Setting up mathematical parallel codes

Assuming I am interested in performance, not portability of my linear algebra's iterative multi-threaded solver, and that I have the results of profiling my code in hand, how can I tune my code to run optimally on this machine my choice?

The algorithm includes Matrix vector multiplications, norms and dot products. (FWIW, I'm working on CG and GMRES).

I am working on codes whose matrix size is roughly equivalent to the full RAM size (~ 6GB). I will be working on an Intel i3 laptop. I will be linking my codes with Intel MKL.

In particular,

  • Is there a good resource (PDF / Book / Paper) for learning about manual configuration? There are many things I've learned, like: Manual unwrapping isn't always optimal or about compiler flags, but I'd prefer a centralized resource.

  • I need something to translate the profiler information into improved performance. For example, my profiler tells me that my stacks from one processor are accessing another or that my ASM is mulpd

    taking too long. I don't know what this means and how I can use this information to improve my code.

I intend to spend as much time as necessary to squeeze out as much processing power as possible. Its more of a learning experience than it is for actual use or distribution at the moment.

(I'm worried about manual tuning, not autotuning)

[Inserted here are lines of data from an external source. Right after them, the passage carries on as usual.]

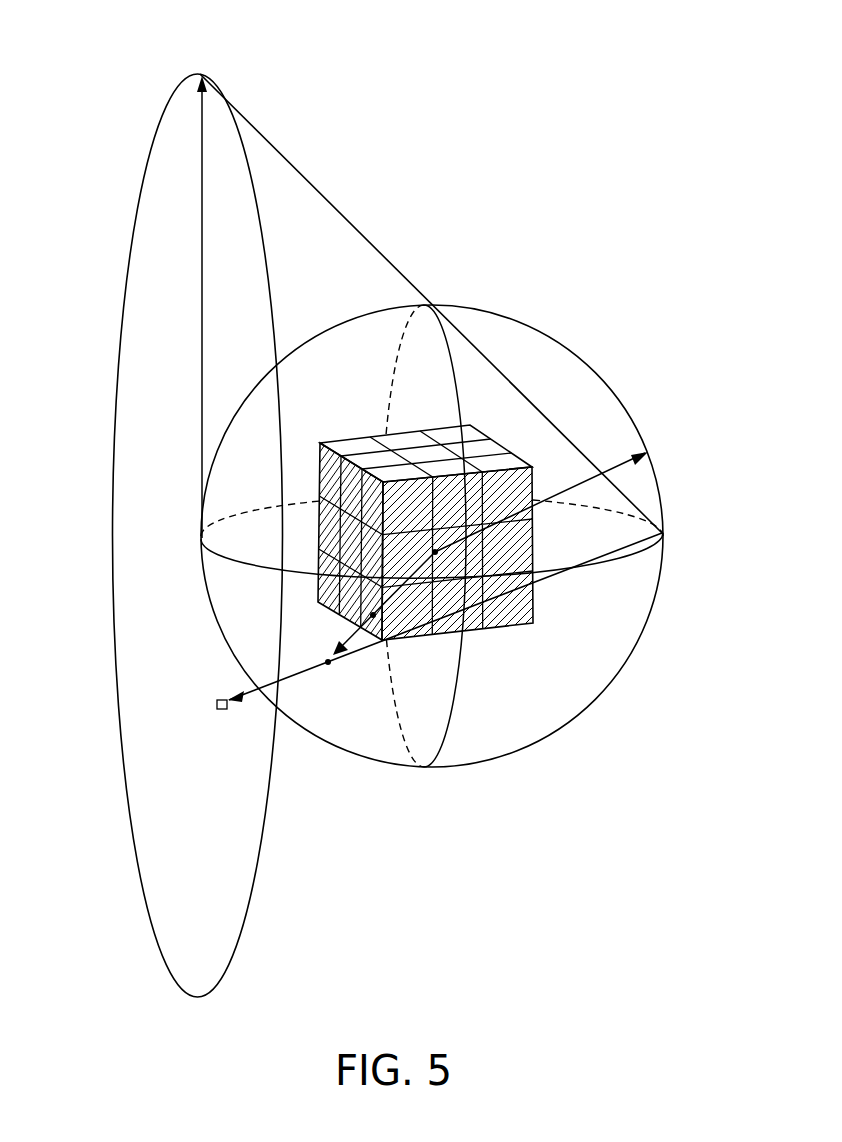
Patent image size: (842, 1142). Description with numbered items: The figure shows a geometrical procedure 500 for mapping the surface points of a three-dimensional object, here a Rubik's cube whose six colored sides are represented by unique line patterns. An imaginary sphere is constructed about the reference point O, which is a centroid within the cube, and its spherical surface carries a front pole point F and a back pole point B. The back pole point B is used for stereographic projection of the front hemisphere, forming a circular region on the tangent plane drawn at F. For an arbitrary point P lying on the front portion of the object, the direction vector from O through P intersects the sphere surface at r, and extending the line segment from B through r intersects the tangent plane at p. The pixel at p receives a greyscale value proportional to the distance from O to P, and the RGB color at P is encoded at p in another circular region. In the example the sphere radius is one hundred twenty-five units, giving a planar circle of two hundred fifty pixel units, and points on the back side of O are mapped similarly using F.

The spherical camera model / projection geometry 500 is at (111, 41).
The front pole point F is at (248, 525).
The back pole point B is at (610, 523).
The reference point O is at (540, 503).
The arbitrary point P is at (367, 602).
The intersection point r is at (377, 608).
The pixel point p is at (428, 627).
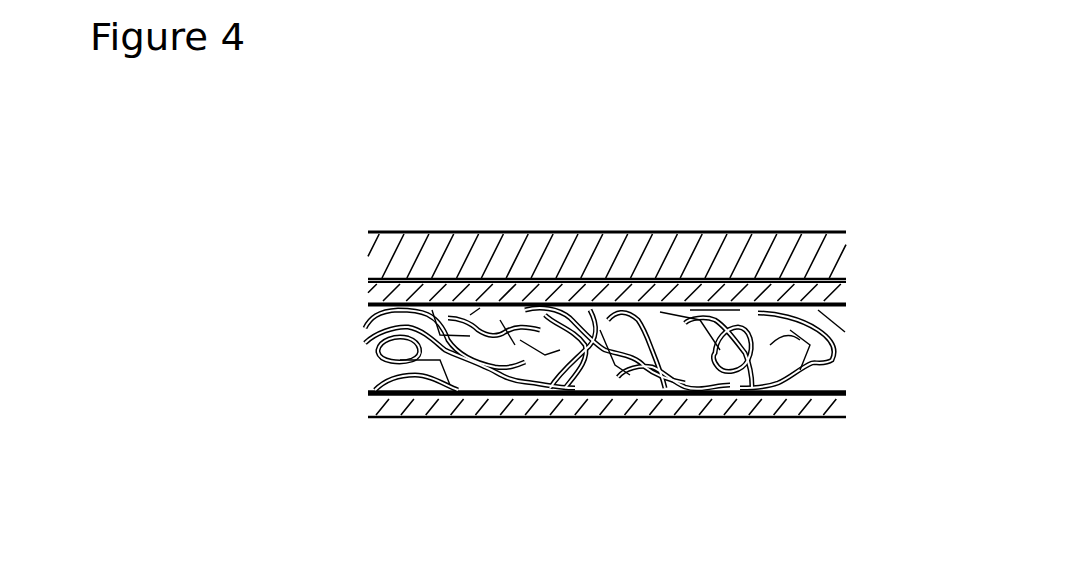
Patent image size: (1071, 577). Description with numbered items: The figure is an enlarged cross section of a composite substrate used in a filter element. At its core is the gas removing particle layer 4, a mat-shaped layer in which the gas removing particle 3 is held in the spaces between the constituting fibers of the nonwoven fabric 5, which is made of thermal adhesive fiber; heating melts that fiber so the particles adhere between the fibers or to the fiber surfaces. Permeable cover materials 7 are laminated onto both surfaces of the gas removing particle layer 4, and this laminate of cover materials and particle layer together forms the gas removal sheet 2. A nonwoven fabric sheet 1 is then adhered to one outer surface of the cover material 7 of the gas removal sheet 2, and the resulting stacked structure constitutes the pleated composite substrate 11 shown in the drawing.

The pleated composite substrate 11 is at (843, 176).
The nonwoven fabric sheet 1 is at (832, 232).
The gas removal sheet 2 is at (860, 420).
The gas removing particle 3 is at (584, 372).
The gas removing particle layer 4 is at (643, 480).
The nonwoven fabric 5 is at (643, 392).
The permeable cover material 7 is at (378, 410).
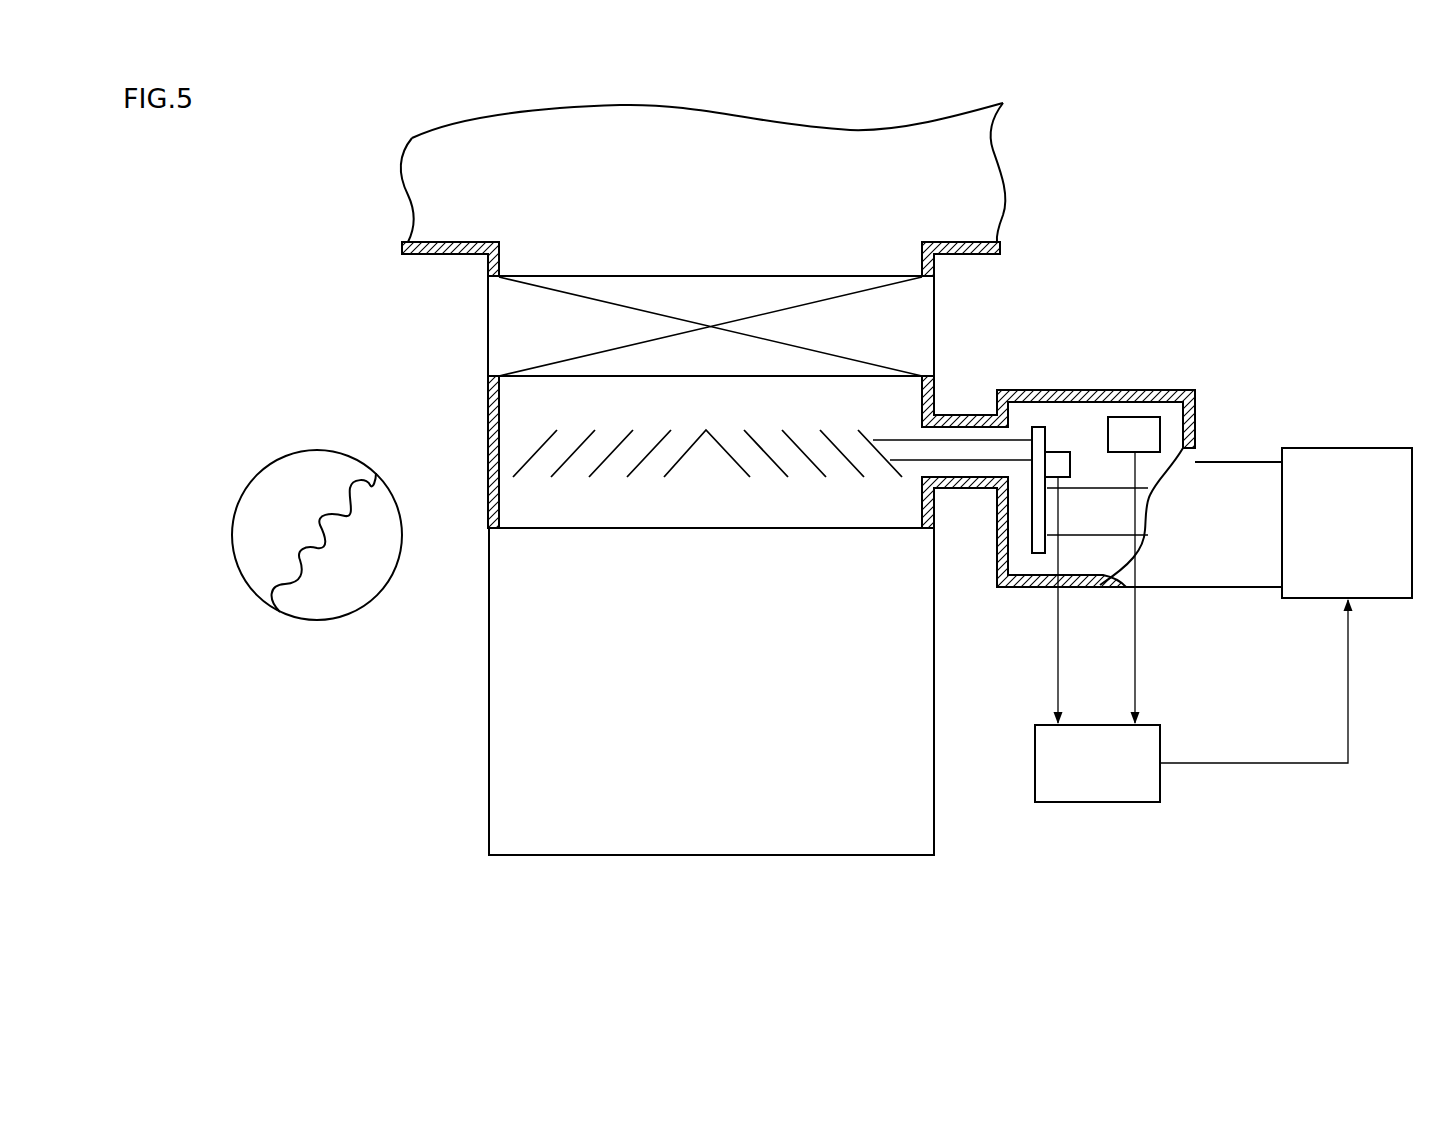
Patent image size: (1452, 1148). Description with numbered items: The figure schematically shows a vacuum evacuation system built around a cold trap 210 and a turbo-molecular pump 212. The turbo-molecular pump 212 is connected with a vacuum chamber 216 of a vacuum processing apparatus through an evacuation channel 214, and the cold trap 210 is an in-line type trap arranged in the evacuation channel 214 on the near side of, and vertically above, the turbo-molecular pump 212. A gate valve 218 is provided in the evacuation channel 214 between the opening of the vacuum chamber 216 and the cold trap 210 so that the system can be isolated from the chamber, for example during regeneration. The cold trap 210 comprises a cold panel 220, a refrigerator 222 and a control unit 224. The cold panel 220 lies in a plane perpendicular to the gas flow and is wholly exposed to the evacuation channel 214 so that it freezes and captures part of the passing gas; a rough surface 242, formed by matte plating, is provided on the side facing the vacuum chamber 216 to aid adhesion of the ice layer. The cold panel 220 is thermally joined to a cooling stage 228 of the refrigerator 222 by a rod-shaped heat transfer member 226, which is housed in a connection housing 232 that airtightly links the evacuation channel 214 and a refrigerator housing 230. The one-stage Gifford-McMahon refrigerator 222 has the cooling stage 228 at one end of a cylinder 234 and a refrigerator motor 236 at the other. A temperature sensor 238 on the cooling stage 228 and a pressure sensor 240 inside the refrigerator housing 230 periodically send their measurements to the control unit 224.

The cold trap 210 is at (531, 433).
The turbo-molecular pump 212 is at (489, 693).
The evacuation channel 214 is at (488, 486).
The vacuum chamber 216 is at (423, 198).
The gate valve 218 is at (499, 327).
The cold panel 220 is at (822, 436).
The refrigerator 222 is at (1231, 452).
The control unit 224 is at (1098, 802).
The heat transfer member 226 is at (967, 452).
The cooling stage 228 is at (1037, 553).
The refrigerator housing 230 is at (1033, 395).
The connection housing 232 is at (960, 421).
The cylinder 234 is at (1087, 540).
The refrigerator motor 236 is at (1360, 448).
The temperature sensor 238 is at (1062, 452).
The pressure sensor 240 is at (1139, 417).
The rough surface 242 is at (308, 547).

  • This differs from normal performance tuning as most of the code is associated with Intel's proprietary MKL library.
  • Due to O (N ^ 2) memory bandwidth issues of vector matrix multiplication and dependencies, there is a limitation on what I could manage on my own through simple observation.
  • I write in C and Fortran and I have tried both and as discussed a million times on SO I found no difference in either that I tweak them correctly.

source to share

1 answer

Gosh, this still has no answers. After reading this, you still have no helpful answers ...

You imply that you have already done all the obvious and general things to create codes quickly. Specifically, you have:

  • chose the fastest algorithm for your problem (either this, or your task is to optimize the implementation of the algorithm, not optimize the search for a solution to the problem);
  • worked with your compiler like a dog to squeeze out the last drop of execution speed;
  • linked in the best libraries you can find that are generally used (and tested to make sure they really improve the performance of your program;
  • manual memory access to optimize r / w performance;
  • did all the obvious little tricks that we all do (for example, when comparing norms of 2 vectors, you don't need to take the square root to determine that it is "larger" than another, ...);
  • hammered the parallel scalability of your program inside the gnat s == P line gripper on your performance graphs;
  • always executed your program at the desired job size, for a certain number of processors, in order to maximize some performance;

and yet you are not satisfied!

Now, unfortunately, you are close to the brink of bleeding and the information you are looking for cannot be easily found in books or websites. Even here on SO. Part of the reason for this is that you are currently optimizing your code on your platform and you are in a better position to diagnose problems and fix them. But these problems are likely to be very localized; you can conclude that no one else outside your immediate research group will be interested in what you are doing, I know you are not interested in any micro-optimization that I do in my code on my platform.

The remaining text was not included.